Menacés de mort, exilés et sous protection policière, les proches d’un jeune criminel qui a offert à la police de Longueuil de devenir informateur dans une affaire d’armes à feu vivent dans la terreur depuis que la vidéo de son offre de collaboration s’est retrouvée sur les réseaux sociaux. Ils réclament plus de 220 000 $ à la Ville de Longueuil en raison de la négligence des policiers.

Depuis un an, les trois proches de l’accusé se terrent, terrorisés. Ils sont « sérieusement menacés », a conclu une juge en février dernier. Un « contrat » aurait même été placé sur leur tête. Ils ont d’ailleurs bénéficié du programme de protection des témoins du Service de police de la Ville de Montréal.

Ces trois personnes, dont l’identité est protégée, ont dû modifier leur apparence et changer de ville. Elles ne sortent plus de leur résidence seules. L’une d’elles allègue qu’elle a dû abandonner sa carrière prometteuse en raison des menaces.

« [Elles] ont dû faire de multiplies sacrifices pour protéger leur intégrité et sécurité », conclut une poursuite déposée au palais de justice de Montréal et rendue publique lundi.

Leur cauchemar a commencé l’an dernier lorsqu’un proche, un jeune criminel déjà endurci (Monsieur X), a offert à un enquêteur du Service de police de l’agglomération de Longueuil (SPAL) lors d’un interrogatoire filmé de devenir collaborateur de justice. Monsieur X, qui s’était fait arrêter en août 2021 au Quartier DIX30 avec une arme à feu, voulait dénoncer d’autres criminels en échange d’une réduction de peine.

« Je vais vous aider. Je vais vous ramener à eux parce que, moi, vous m’avez arrêté avec une petite arme à feu ce jour-là. T’en veux, cinq ou six armes à feu ? Tu veux pogner de vraies armes à feu ? Tu veux aller pogner les maisons où y a ça ? La coke ? », demandait-il à l’enquêteur, rapportait La Presse l’an dernier.

Lisez « Vidéo compromettante sur les réseaux sociaux : un proche du crime organisé arrêté, une avocate interpellée »

Quelques jours plus tard, la vidéo non caviardée de l’interrogatoire s’est retrouvée sur les réseaux sociaux, alors qu’elle venait d’être divulguée aux avocats de l’accusé et de son coaccusé. Un extrait compromettant de la vidéo affichant le mot « RAT », le nom et la date de naissance du jeune homme s’est retrouvé sur la plateforme TikTok.

La Presse avait révélé l’an dernier qu’un proche du crime organisé, Kevin St-Pierre, et son ex-conjointe, l’avocate criminaliste Noémi Tellier, faisaient l’objet d’une enquête en lien avec la publication de la vidéo.
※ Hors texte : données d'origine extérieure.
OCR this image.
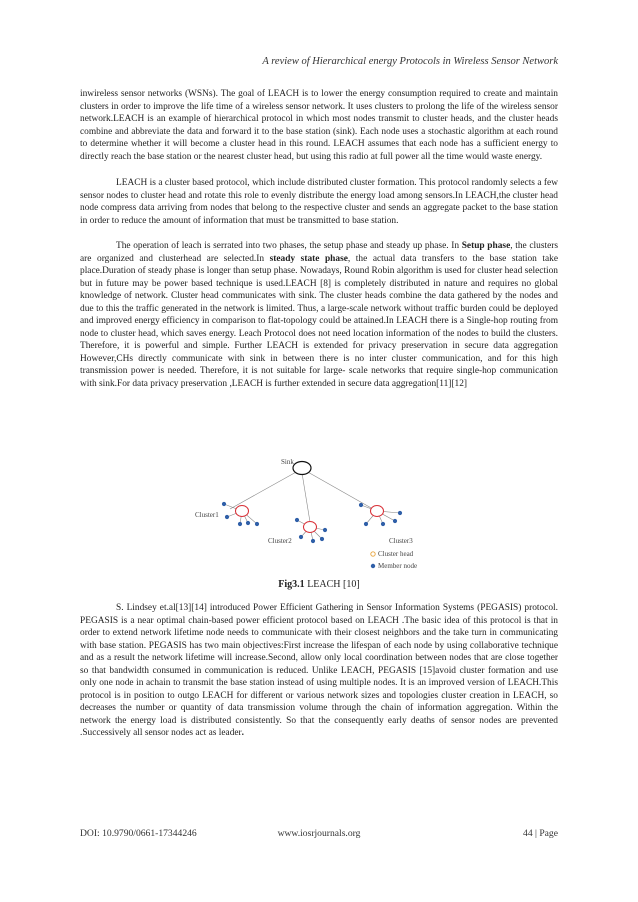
A review of Hierarchical energy Protocols in Wireless Sensor Network

inwireless sensor networks (WSNs). The goal of LEACH is to lower the energy consumption required to create and maintain clusters in order to improve the life time of a wireless sensor network. It uses clusters to prolong the life of the wireless sensor network.LEACH is an example of hierarchical protocol in which most nodes transmit to cluster heads, and the cluster heads combine and abbreviate the data and forward it to the base station (sink). Each node uses a stochastic algorithm at each round to determine whether it will become a cluster head in this round. LEACH assumes that each node has a sufficient energy to directly reach the base station or the nearest cluster head, but using this radio at full power all the time would waste energy.

LEACH is a cluster based protocol, which include distributed cluster formation. This protocol randomly selects a few sensor nodes to cluster head and rotate this role to evenly distribute the energy load among sensors.In LEACH,the cluster head node compress data arriving from nodes that belong to the respective cluster and sends an aggregate packet to the base station in order to reduce the amount of information that must be transmitted to base station.

The operation of leach is serrated into two phases, the setup phase and steady up phase. In Setup phase, the clusters are organized and clusterhead are selected.In steady state phase, the actual data transfers to the base station take place.Duration of steady phase is longer than setup phase. Nowadays, Round Robin algorithm is used for cluster head selection but in future may be power based technique is used.LEACH [8] is completely distributed in nature and requires no global knowledge of network. Cluster head communicates with sink. The cluster heads combine the data gathered by the nodes and due to this the traffic generated in the network is limited. Thus, a large-scale network without traffic burden could be deployed and improved energy efficiency in comparison to flat-topology could be attained.In LEACH there is a Single-hop routing from node to cluster head, which saves energy. Leach Protocol does not need location information of the nodes to build the clusters. Therefore, it is powerful and simple. Further LEACH is extended for privacy preservation in secure data aggregation However,CHs directly communicate with sink in between there is no inter cluster communication, and for this high transmission power is needed. Therefore, it is not suitable for large- scale networks that require single-hop communication with sink.For data privacy preservation ,LEACH is further extended in secure data aggregation[11][12]

Sink
Cluster1
Cluster2	Cluster3
Cluster head
Member node
Fig3.1 LEACH [10]

S. Lindsey et.al[13][14] introduced Power Efficient Gathering in Sensor Information Systems (PEGASIS) protocol. PEGASIS is a near optimal chain-based power efficient protocol based on LEACH .The basic idea of this protocol is that in order to extend network lifetime node needs to communicate with their closest neighbors and the take turn in communicating with base station. PEGASIS has two main objectives:First increase the lifespan of each node by using collaborative technique and as a result the network lifetime will increase.Second, allow only local coordination between nodes that are close together so that bandwidth consumed in communication is reduced. Unlike LEACH, PEGASIS [15]avoid cluster formation and use only one node in achain to transmit the base station instead of using multiple nodes. It is an improved version of LEACH.This protocol is in position to outgo LEACH for different or various network sizes and topologies cluster creation in LEACH, so decreases the number or quantity of data transmission volume through the chain of information aggregation. Within the network the energy load is distributed consistently. So that the consequently early deaths of sensor nodes are prevented .Successively all sensor nodes act as leader.

DOI: 10.9790/0661-17344246	www.iosrjournals.org	44 | Page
MTellier, l’avocate du complice de Monsieur X, avait été appréhendée par les policiers, puis relâchée sans accusation l’an dernier. Elle nie toute implication dans cette affaire.

Une juge écorche les policiers

Dans la requête civile, les trois parties demanderesses reprochent aux policiers du SPAL d’avoir omis de caviarder les renseignements sensibles de l’interrogatoire de Monsieur X avant la divulgation de la preuve.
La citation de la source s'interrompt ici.